What I gather is that D TLS vars are not monitored by the collector so memory can be prematurely collected.  Is that right?

Anyway, so far it is fun to see D code being linked into an ios app (i386 sim again) and running, making phobos calls.  I build .o or .a files outside of xcode then drag them in along with libgphobos2.  I figure if you can call writeln() and see it come out on the xcode gdb console, then that is progress.  Well, to me anyway.

-- 
dano
November 10, 2012
Am Sat, 10 Nov 2012 09:12:55 -0800
schrieb Dan Olson <zans.is.for.cans@yahoo.com>:

> So far I am having fun gradually pushing D into apple ios sim (it runs i386 not arm).  I am curious though about thread local storage and GC. I saw older posts about it being an issue and have not seen anything more on it.  Is it still an issue?  I am doing all this with latest D git and gcc-4.8-20121028 snapshot.
> 
> What I gather is that D TLS vars are not monitored by the collector so memory can be prematurely collected.  Is that right?
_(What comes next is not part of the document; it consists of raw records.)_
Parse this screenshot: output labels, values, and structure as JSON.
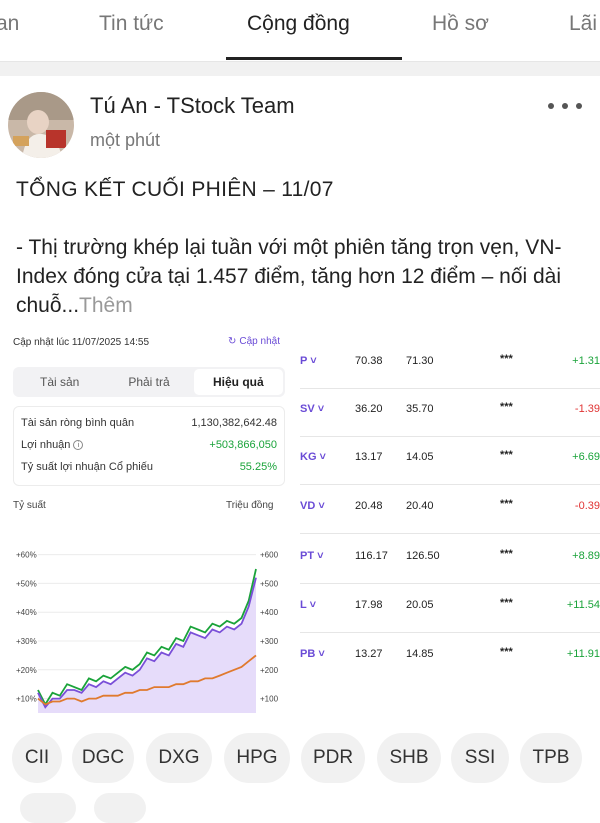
{
  "tabs": [
    {
      "label": "an"
    },
    {
      "label": "Tin tức"
    },
    {
      "label": "Cộng đồng"
    },
    {
      "label": "Hồ sơ"
    },
    {
      "label": "Lãi"
    }
  ],
  "post": {
    "author": "Tú An - TStock Team",
    "time": "một phút",
    "headline": "TỔNG KẾT CUỐI PHIÊN – 11/07",
    "body": "- Thị trường khép lại tuần với một phiên tăng trọn vẹn, VN-Index đóng cửa tại 1.457 điểm, tăng hơn 12 điểm – nối dài chuỗ...",
    "more": "Thêm"
  },
  "shot": {
    "updated": "Cập nhật lúc 11/07/2025 14:55",
    "refresh": "Cập nhật",
    "segments": [
      "Tài sản",
      "Phải trả",
      "Hiệu quả"
    ],
    "stats": [
      {
        "label": "Tài sản ròng bình quân",
        "value": "1,130,382,642.48"
      },
      {
        "label": "Lợi nhuận",
        "value": "+503,866,050"
      },
      {
        "label": "Tỷ suất lợi nhuận Cổ phiếu",
        "value": "55.25%"
      }
    ],
    "axis_left": "Tỷ suất",
    "axis_right": "Triệu đồng",
    "quotes": [
      {
        "sym": "P ˅",
        "p1": "70.38",
        "p2": "71.30",
        "stars": "***",
        "chg": "+1.31"
      },
      {
        "sym": "SV ˅",
        "p1": "36.20",
        "p2": "35.70",
        "stars": "***",
        "chg": "-1.39"
      },
      {
        "sym": "KG ˅",
        "p1": "13.17",
        "p2": "14.05",
        "stars": "***",
        "chg": "+6.69"
      },
      {
        "sym": "VD ˅",
        "p1": "20.48",
        "p2": "20.40",
        "stars": "***",
        "chg": "-0.39"
      },
      {
        "sym": "PT ˅",
        "p1": "116.17",
        "p2": "126.50",
        "stars": "***",
        "chg": "+8.89"
      },
      {
        "sym": "L ˅",
        "p1": "17.98",
        "p2": "20.05",
        "stars": "***",
        "chg": "+11.54"
      },
      {
        "sym": "PB ˅",
        "p1": "13.27",
        "p2": "14.85",
        "stars": "***",
        "chg": "+11.91"
      }
    ]
  },
  "chips": [
    "CII",
    "DGC",
    "DXG",
    "HPG",
    "PDR",
    "SHB",
    "SSI",
    "TPB"
  ],
  "colors": {
    "accent": "#6a4bd6",
    "green": "#1aa33a",
    "orange": "#e07a2e",
    "red": "#e03434"
  },
  "chart_data": {
    "type": "line",
    "title": "",
    "xlabel": "",
    "ylabel": "Tỷ suất",
    "y2label": "Triệu đồng",
    "yticks": [
      "+10%",
      "+20%",
      "+30%",
      "+40%",
      "+50%",
      "+60%"
    ],
    "y2ticks": [
      "+100",
      "+200",
      "+300",
      "+400",
      "+500",
      "+600"
    ],
    "ylim": [
      5,
      63
    ],
    "series": [
      {
        "color": "#1aa33a",
        "values": [
          13,
          8,
          12,
          11,
          15,
          14,
          13,
          17,
          16,
          18,
          17,
          19,
          21,
          20,
          22,
          26,
          25,
          28,
          27,
          31,
          30,
          35,
          34,
          33,
          36,
          35,
          37,
          36,
          38,
          44,
          55
        ]
      },
      {
        "color": "#7a4fd8",
        "values": [
          12,
          7,
          10,
          10,
          13,
          13,
          12,
          15,
          14,
          16,
          15,
          17,
          19,
          18,
          20,
          24,
          23,
          26,
          25,
          29,
          28,
          33,
          32,
          31,
          34,
          33,
          35,
          34,
          36,
          42,
          52
        ]
      },
      {
        "color": "#e07a2e",
        "values": [
          10,
          8,
          9,
          9,
          10,
          10,
          9,
          10,
          10,
          11,
          11,
          11,
          12,
          12,
          13,
          13,
          14,
          14,
          14,
          15,
          15,
          16,
          16,
          17,
          17,
          18,
          19,
          20,
          21,
          23,
          25
        ]
      }
    ]
  }
}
Yes. The GC needs special runtime / compiler support to scan TLS variables and this code has traditionally been buggy / difficult to implement.

You can use a simple test to detect the most obvious errors:
------------------------------------------------------------
import std.stdio;
import core.memory;

class A
{
    string str;
    void a()
    {
        writeln(this.str);
    }
}

A var; //TLS variable

void main()
{
    var = new A();
    var.str = "Hello World";
    GC.collect(); //Force collection
    var.a();
}

November 10, 2012
Johannes Pfau <nospam@example.com> writes:
>
> Yes. The GC needs special runtime / compiler support to scan TLS variables and this code has traditionally been buggy / difficult to implement.
>
> You can use a simple test to detect the most obvious errors:

I used your test, but had to make a bunch of objects to get collection to happen.  GC *is* reclaiming objects still referenced by TLS and no-TLS (shared).  So I will need to look into that some more.

Note: this is on osx and I tweaked some of the druntime code to get it to build, so some of this might be my doing.

So I guess as a follow up, should I expect the GC to be aware of shared globals, or are there issues there too like thread local?